Man, they were big! Being in cleats didn't hurt as far as obtaining a height advantage over 6 foot even me. I let the legitimate guardians hold up the banner, and left my hands in my pockets holding the oranges.

The line held, and Woody led them off to the Ohio side.

I planned (again) to go the Rose Bowl after we won. The home team had not lost a Bo-Woody game yet.

Cornelius Greene led them down the field for a score on their first possession.

Our defense then held them to: ten

                                                consecutive

                                                three and outs.

Greg Mattison, eat your heart out. Ten in a row, with the Heisman winning running back.

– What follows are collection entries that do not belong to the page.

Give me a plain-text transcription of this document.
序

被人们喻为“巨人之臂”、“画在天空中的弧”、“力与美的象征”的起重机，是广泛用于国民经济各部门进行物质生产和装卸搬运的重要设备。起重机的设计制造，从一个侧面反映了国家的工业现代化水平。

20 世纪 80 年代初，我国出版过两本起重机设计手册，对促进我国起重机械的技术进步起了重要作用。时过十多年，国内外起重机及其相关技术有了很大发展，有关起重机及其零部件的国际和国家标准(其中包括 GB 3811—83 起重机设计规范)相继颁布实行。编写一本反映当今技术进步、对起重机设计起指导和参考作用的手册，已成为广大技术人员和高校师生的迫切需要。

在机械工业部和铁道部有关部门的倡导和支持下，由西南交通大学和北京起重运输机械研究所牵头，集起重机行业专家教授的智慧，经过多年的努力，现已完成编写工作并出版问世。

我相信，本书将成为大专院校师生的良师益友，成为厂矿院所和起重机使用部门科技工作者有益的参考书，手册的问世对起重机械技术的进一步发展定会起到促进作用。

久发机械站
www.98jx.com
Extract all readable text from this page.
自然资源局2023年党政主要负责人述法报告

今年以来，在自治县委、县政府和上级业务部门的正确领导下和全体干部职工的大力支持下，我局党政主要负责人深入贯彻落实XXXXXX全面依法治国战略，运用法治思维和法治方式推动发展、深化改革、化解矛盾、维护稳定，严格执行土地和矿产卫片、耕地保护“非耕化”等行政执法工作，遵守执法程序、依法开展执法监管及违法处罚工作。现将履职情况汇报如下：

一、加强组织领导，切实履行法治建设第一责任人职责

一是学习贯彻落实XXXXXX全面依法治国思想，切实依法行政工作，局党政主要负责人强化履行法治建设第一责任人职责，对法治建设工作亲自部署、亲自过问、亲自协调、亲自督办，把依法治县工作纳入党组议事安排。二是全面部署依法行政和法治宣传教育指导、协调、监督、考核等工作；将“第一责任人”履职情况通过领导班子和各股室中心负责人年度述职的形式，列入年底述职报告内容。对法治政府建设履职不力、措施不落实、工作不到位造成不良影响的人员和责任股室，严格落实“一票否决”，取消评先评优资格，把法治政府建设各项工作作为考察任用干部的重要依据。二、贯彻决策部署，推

We are up 14-7 in the 4th quarter.

One of our Tds, I believe the first, was a halfback pass from Gordon Bell.

Buckeye ball. Third and long. Greene is backed into his own end zone. A Wolverine dives and grabs one ankle. Greene barely gets off the pass.

It is complete.

For first down.

They get all the way down to tie the score.

Now, a tie sends Woody to the Rose Bowl, because we would have the exact same conference record, and a head to head tie, but, we had those damn ties to Stanford and Baylor and would lose the non-conference tie break.

So, we had to pass.

Picked off.

Run back inside the ten.

Buckeyes get a touchdown.

Massive letdown. One home loss in four years.

So, Orange Bowl trip instead.

I was five rows from the top of the upper deck, and cringed at the hits the Selmon brothers were dealing out. Oklahoma had the two Selmons, and, another D lineman who also made all pro.

For the only time in his career, Ricky was knocked out of the game, by an blatant late hit about 3 strides out of bounds. In front of a referee.

Which was not called.

The Buckeyes had blown yet another Rose Bowl, this time to UCLA, opening up the national title.

And Oklahoma took it, by beating us 14-6.

 

Trivia note: NBC-TV forsook its longtime logo, the peacock, for a stylish “N”, unveiled, of course, on January 1, 1976, first day of the bi-centennial.

Turns out it was the same logo as Nebraska public TV, so they had to change it.

I sneaked into the NBC party before the game with a fraternity brother who did have an invite. When someone tried to bust me, asking if he could help me, I said sure, I'd like a scotch on the rocks. He said show me your ticket. My bro slipped his to me while the exchange took place.

Ahh, the brashness of youth.

P.S. to Ace:  yes, I am older than dirt.

Comments

Blueroller

November 11th, 2012 at 5:00 PM ^

Wonderful stuff! I was at the 75 game (also 73). Brings back the memories… that goddamn Cornelius Green! I believe it was Archie's brother Ray Griffin who intercepted that last Leach pass and ran it back. Man that was crushing.

I was 15 then – didn't make the 77 Ohio game (Michigan won), and in 79 (my sophomore year) we lost. Three Ohio games in the 70s and my record was 0-1-2.

More memories surfacing… During those years I remember a couple of bumperstickers.

SAVE FUEL BURN WOODY

HAPPINESS IS CRUSHED BUCKEYE NUTS

The latter seems too good to be true. Anyone else remember that?

cjgrape

November 11th, 2012 at 11:14 PM ^

Great stuff, k.o.k. And if you're older than dirt, I'm a few years older!

Just one fact-check: the string of 100,000+ began with the next-to-last game of the 1975 season--Purdue.